Но наша основная деятельность – это развитие фундаментальной науки, а ее в нашей стране поддерживает Российский научный фонд. По последним объявлениям, на сегодняшний день размер одного гранта РНФ составляет от 4 до 7 миллионов рублей ежегодно.
«В составе команды разработали настольную игру для KazanSummit»
- Три года назад вы по заказу Агентства инвестиционного развития РТ в составе команды разработали настольную игру по финансовой грамотности для KazanSummit, так? Как это произошло? И что стало с этим продуктом?
- Для меня это было как хобби, никак не связанное с наукой. В то же время получился достаточно интересный проект.
Произошло это так. Моя будущая жена узнала о заказе АИР и придумала идею игры для ликвидации финансовой безграмотности. Она похожа на «Монополию», там есть поле, фишки, карточки, но при этом она совершенно другая. Они начали разрабатывать эту игру, но в какой-то момент застряли на одном вопросе и написали об этом в чат, в котором я состоял. Я пришел протестировать то, что у них получилось, и высказал свое мнение.
В итоге они предложили мне позицию механика, то есть того, кто разрабатывает логику игры. Я ее разработал, к этому моменту дизайнеры подготовили поле, карточки, мы собрали эту игру, распечатали первый тираж и представили ее на KazanSummit. Таким образом на свет появилась настольная финансовая игра «БАЙ/BUY». На следующий год сделали английскую версию.
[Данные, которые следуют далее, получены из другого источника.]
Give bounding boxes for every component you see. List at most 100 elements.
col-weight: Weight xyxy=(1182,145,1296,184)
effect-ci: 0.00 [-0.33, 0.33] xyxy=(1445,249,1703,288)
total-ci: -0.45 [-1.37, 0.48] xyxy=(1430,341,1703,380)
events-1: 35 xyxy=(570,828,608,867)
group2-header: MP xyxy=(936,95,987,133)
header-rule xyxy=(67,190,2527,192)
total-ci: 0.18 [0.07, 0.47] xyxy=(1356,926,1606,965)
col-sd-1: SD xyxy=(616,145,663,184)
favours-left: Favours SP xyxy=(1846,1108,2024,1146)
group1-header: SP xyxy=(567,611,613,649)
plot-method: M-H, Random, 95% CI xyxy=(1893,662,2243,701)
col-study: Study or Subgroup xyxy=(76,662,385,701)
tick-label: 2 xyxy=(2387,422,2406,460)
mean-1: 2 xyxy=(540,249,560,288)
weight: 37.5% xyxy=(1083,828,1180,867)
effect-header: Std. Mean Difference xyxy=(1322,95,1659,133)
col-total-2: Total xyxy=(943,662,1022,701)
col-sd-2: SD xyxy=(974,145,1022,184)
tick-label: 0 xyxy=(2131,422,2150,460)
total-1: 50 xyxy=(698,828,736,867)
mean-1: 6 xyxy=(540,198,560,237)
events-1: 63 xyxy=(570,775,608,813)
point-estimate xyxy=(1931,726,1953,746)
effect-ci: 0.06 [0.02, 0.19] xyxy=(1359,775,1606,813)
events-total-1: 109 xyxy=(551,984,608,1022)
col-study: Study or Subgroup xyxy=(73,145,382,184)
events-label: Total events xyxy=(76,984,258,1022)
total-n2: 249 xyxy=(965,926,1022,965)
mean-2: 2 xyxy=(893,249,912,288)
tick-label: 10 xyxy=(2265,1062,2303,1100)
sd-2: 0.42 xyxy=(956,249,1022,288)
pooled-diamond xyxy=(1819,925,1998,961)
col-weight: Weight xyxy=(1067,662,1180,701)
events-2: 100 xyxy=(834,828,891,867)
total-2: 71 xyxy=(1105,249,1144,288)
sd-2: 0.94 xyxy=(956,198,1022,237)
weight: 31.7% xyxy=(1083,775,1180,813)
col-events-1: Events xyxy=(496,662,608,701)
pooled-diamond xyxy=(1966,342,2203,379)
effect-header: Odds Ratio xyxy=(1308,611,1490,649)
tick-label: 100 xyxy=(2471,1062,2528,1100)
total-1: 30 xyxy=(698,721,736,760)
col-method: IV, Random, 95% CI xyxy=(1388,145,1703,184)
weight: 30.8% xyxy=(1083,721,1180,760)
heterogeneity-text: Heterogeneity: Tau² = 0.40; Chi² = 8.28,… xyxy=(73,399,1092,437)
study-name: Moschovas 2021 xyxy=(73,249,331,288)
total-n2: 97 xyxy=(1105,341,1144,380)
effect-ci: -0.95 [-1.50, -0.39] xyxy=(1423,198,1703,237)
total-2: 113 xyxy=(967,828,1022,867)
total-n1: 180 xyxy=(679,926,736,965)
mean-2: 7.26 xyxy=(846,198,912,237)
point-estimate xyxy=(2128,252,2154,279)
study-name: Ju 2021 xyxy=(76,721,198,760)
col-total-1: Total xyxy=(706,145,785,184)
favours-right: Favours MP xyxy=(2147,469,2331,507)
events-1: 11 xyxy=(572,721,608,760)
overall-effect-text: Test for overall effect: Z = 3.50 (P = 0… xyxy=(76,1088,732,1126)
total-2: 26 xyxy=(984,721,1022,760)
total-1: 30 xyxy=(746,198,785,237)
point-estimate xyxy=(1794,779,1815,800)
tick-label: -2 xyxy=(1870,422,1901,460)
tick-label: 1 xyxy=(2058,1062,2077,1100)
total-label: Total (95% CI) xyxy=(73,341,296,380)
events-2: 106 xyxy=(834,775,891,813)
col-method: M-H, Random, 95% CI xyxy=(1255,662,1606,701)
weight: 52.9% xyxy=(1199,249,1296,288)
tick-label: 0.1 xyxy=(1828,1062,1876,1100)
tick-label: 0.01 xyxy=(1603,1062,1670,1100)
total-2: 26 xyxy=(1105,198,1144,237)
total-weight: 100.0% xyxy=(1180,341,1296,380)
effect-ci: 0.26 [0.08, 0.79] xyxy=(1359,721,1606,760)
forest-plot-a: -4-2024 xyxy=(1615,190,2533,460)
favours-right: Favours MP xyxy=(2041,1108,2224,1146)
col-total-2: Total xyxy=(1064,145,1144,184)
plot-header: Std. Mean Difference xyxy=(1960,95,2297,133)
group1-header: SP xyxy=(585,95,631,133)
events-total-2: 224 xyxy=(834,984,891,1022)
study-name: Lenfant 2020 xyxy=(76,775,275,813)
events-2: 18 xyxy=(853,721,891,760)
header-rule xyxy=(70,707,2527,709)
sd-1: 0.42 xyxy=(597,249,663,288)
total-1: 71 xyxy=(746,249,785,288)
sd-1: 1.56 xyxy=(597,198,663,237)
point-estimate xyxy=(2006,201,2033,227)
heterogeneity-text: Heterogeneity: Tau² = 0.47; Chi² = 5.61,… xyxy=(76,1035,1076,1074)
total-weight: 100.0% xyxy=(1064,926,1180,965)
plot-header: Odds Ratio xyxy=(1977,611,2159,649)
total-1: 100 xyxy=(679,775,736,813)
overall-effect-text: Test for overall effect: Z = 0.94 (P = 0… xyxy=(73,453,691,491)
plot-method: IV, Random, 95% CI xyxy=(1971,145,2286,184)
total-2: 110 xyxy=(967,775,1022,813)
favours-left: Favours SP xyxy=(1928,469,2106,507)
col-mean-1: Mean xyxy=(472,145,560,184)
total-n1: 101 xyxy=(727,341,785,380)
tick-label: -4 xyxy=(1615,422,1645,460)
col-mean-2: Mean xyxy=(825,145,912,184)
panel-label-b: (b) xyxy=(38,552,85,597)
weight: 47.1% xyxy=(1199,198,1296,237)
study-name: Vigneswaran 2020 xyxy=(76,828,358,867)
И с тех пор каждый год проводим эту игру в напольной и настольной версиях на KazanSummit, или, как он сейчас называется, KazanForum. На сегодня напечатано уже три тиража настольной версии, первые два были распроданы. Дальше планируется сделать карточную версию игры, более удобную и, скажем так, более развлекательную. Первая версия все-таки скорее образовательная, она была создана для того, чтобы человек получил знания о различных финансовых инструментах.
- Ильнур, перед интервью вы достаточно резво поднялись на четвертый этаж. А рядом с вашим рабочим местом стоят беговые кроссовки. Бегом занимаетесь?
- Да, по субботам выхожу на пробежку в парке Горького. Там собираются люди из движения «Пять верст», мы бежим пять километров. Иногда и сам выхожу на небольшую пробежку. Раньше это случалось чаще, бегал каждые два дня по пять-семь километров.
Профессионально легкой атлетикой я никогда не занимался, хотя бегал всегда хорошо. Поэтому есть желание поучаствовать в каком-нибудь марафоне, но пока не случилось. Все время пропускаю регистрацию (смеется).
- Если бы у вас спросили, о каком ученом из России нужно снять байопик наподобие «Оппенгеймера» Кристофера Нолана, что бы вы ответили?
- О Сергее Королеве или Андрее Сахарове. Потому что на сегодняшний день их признают ученые и визионеры всего мира.